Furthermore, in a case such as we have here, a defendant is aware from the beginning that regardless of the allegations of the complaint his liability attaches upon proof of ordinary negligence; and it is evident therefore that he is not prejudiced nor in any way taken at a disadvantage by the fact that plaintiff has seen fit for some reason to allege in his complaint a greater degree of negligence than he is required by law to establish by his evidence.

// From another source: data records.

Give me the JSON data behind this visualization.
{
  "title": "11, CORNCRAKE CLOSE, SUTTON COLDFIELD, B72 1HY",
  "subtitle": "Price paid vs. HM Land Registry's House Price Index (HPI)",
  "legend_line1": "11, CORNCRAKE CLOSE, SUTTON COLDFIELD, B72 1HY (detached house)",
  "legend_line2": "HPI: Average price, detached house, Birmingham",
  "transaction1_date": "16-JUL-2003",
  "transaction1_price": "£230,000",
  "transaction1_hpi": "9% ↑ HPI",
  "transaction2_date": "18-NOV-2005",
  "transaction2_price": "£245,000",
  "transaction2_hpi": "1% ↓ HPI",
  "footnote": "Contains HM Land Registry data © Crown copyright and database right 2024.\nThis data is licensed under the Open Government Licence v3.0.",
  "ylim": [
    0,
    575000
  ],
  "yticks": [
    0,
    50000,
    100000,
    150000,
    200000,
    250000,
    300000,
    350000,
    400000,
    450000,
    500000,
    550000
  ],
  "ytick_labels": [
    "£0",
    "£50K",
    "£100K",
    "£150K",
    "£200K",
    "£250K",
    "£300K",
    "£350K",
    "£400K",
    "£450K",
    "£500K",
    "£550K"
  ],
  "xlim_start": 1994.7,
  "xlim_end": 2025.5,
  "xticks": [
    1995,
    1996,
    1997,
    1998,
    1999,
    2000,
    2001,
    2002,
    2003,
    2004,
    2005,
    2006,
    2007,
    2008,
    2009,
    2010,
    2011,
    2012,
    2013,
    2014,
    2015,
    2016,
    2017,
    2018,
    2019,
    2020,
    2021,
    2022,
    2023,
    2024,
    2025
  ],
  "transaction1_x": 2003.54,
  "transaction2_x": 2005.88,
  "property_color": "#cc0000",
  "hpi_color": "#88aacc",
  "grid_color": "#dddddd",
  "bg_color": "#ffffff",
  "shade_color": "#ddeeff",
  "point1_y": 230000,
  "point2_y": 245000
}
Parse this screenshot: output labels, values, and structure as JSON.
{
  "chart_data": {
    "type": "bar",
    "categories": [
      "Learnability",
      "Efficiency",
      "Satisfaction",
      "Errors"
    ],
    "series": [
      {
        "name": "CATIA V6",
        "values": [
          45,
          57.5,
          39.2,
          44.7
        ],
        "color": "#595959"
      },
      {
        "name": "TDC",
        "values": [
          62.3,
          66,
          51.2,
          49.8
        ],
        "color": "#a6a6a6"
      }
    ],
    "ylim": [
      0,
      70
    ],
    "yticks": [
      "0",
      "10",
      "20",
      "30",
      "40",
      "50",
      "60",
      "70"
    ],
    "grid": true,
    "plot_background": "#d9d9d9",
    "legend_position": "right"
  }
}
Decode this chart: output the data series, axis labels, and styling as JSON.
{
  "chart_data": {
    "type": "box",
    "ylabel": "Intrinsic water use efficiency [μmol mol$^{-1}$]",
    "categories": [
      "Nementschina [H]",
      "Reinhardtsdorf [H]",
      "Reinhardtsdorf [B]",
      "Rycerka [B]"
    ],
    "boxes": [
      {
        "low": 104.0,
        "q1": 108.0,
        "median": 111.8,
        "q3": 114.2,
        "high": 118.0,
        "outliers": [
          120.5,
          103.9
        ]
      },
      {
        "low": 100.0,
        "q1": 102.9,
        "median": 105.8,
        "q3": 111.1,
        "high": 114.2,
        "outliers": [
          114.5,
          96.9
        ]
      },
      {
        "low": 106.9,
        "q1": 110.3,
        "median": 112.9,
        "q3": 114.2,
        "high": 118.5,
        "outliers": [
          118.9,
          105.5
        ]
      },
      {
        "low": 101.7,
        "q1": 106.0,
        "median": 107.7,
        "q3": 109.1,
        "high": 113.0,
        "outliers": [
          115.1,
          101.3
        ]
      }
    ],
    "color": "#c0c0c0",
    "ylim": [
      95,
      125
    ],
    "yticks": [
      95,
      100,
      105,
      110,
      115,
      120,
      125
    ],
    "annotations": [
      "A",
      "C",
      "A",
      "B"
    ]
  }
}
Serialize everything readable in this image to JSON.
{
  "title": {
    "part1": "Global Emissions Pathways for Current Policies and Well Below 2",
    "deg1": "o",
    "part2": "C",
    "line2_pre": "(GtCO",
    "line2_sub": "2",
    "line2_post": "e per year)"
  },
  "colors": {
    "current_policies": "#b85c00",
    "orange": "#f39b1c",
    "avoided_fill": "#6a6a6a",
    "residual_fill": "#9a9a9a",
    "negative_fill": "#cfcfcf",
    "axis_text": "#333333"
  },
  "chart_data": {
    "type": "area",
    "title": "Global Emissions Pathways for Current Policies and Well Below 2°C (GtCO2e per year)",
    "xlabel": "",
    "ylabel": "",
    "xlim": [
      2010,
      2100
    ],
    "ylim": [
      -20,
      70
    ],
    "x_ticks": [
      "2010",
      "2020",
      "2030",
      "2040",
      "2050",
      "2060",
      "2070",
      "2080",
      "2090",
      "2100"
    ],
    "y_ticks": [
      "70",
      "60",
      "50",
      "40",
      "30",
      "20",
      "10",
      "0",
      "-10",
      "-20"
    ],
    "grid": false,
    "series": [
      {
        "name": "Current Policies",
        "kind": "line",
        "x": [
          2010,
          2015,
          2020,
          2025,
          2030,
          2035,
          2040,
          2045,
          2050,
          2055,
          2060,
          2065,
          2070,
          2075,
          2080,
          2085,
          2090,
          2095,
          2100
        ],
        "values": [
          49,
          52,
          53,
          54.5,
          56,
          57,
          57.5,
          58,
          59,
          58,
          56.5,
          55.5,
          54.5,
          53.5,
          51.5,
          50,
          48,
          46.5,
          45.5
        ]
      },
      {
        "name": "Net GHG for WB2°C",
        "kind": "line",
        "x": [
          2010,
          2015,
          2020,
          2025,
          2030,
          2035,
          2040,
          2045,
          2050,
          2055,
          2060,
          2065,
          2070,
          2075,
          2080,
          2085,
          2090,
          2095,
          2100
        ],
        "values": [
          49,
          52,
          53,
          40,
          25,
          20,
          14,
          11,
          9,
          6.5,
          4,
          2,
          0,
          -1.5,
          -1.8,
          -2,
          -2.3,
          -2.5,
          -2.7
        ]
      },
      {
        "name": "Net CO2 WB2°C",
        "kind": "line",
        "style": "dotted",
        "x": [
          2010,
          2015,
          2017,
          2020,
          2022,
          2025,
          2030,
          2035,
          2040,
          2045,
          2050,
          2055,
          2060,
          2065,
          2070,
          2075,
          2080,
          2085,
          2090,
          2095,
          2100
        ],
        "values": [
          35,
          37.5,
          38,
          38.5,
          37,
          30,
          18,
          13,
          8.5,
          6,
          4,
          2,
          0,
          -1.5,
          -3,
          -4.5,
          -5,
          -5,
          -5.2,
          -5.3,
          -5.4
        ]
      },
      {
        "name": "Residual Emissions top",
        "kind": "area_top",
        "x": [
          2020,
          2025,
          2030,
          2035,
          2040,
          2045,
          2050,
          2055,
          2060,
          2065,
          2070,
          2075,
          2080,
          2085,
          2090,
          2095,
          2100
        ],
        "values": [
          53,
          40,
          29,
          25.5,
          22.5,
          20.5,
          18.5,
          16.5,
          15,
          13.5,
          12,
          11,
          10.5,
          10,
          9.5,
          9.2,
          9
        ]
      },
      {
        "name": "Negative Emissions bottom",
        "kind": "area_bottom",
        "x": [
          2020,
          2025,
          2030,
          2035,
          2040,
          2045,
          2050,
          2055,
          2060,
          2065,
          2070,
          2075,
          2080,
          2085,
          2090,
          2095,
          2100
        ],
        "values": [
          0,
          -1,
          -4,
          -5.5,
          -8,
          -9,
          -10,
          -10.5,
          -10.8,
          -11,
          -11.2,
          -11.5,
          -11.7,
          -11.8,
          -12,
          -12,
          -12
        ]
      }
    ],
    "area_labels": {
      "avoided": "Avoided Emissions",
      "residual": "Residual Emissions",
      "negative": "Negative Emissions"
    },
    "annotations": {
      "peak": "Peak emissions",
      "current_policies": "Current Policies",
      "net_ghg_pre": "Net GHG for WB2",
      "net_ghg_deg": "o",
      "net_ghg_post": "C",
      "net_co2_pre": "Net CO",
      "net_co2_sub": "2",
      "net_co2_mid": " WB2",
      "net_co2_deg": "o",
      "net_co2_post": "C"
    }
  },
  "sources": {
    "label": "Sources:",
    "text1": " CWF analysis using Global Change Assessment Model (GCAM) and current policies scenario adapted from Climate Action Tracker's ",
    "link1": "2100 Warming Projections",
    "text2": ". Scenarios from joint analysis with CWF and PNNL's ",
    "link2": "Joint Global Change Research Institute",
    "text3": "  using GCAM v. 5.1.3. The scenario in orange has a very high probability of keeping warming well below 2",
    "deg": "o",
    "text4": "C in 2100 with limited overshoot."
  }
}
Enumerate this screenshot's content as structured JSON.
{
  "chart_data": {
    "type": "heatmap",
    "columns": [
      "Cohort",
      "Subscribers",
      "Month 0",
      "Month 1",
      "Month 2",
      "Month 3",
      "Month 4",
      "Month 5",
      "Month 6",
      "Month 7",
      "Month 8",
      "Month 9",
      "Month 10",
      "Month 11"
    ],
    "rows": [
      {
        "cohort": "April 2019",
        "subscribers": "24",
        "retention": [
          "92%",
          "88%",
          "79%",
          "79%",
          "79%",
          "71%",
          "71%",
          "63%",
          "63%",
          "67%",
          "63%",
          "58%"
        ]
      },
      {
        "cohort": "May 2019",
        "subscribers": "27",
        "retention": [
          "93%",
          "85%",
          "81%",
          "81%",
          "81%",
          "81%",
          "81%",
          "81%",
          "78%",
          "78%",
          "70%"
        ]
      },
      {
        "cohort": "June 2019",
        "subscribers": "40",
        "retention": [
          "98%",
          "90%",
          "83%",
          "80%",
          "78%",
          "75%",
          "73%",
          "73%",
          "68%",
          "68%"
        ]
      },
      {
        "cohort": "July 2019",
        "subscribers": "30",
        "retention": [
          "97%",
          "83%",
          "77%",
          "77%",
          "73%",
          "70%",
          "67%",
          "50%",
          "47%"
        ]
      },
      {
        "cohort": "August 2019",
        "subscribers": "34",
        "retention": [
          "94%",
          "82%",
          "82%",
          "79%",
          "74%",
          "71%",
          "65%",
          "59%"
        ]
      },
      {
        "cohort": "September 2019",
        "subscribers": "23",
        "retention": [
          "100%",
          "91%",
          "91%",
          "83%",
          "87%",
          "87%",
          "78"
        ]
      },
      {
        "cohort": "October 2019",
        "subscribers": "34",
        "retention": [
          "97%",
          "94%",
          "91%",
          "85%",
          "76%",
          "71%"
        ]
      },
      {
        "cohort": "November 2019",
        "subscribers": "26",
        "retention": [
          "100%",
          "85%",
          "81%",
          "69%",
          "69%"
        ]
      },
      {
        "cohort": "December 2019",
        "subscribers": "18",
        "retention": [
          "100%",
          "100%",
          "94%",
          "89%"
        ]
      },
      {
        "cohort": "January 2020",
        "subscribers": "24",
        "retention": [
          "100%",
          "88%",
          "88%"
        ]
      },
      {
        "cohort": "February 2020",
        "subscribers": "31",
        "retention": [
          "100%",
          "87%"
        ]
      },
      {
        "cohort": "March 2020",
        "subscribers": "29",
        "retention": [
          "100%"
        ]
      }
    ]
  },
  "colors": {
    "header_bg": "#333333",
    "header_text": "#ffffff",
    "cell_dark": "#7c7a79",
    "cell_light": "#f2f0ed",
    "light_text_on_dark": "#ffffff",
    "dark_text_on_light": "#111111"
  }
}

Appellants further contend that in any event the evidence is legally insufficient to sustain the trial court’s finding of ordinary negligence. The transcript shows, however, that such finding is based upon a sharp conflict of testimony relating to the material circumstances under which the accident occurred. In this regard the truck driver testified that he approached the intersection at a speed of 15 miles an hour; that when about 20 or 25 feet from the intersection he saw the sedan, which was then 30 to 35 feet north of the intersection, and traveling at a speed of approximately 25 miles an hour; that as soon as he saw the sedan he stepped on the gas to speed ahead, and that the driver of the sedan did likewise; that although the truck entered the intersection first and was proceeding across it, the sedan did not slow up or concede the right of way, but continued on into and proceeded across the intersection, and was only 10 feet away from him when the front end of the truck reached the center of the intersection; that in order to avoid being struck by the sedan he turned suddenly to the right, and as stated, the truck jumped the curb and struck the telephone pole. Mrs. Pope testified in substance that she approached the intersection at about 15 miles an hour and was about 30 feet therefrom when she first saw the truck, which was then about 25 feet from the intersection and traveling faster than she was; that she stopped her car when it was about halfway across the northerly line of the intersection in ample time to avoid a collision even though the truck had continued in a straight course across the intersection; and that the belief on the part of the truck driver that she was about to collide with him was entirely unwarranted and his sudden swerving of the truck unnecessary. In contradiction of her testimony, however, the truck driver testified that she drove clear through the intersection and did not bring her sedan to a stop until she reached a point some 30 feet on the other side thereof. There were other witnesses to the accident, but their testimony only adds to the conflict. In the state of the evidence above set forth it is beyond the power of this court to interfere with the conclusion reached by the trial court as to the truth of the matter.

The judgment is affirmed.

Tyler, P. J., and Cashin, J., concurred.

A petition by appellants to have the cause heard in the Supreme Court, after judgment in the District Court of Appeal, was denied by the Supreme Court on February 18, 1935.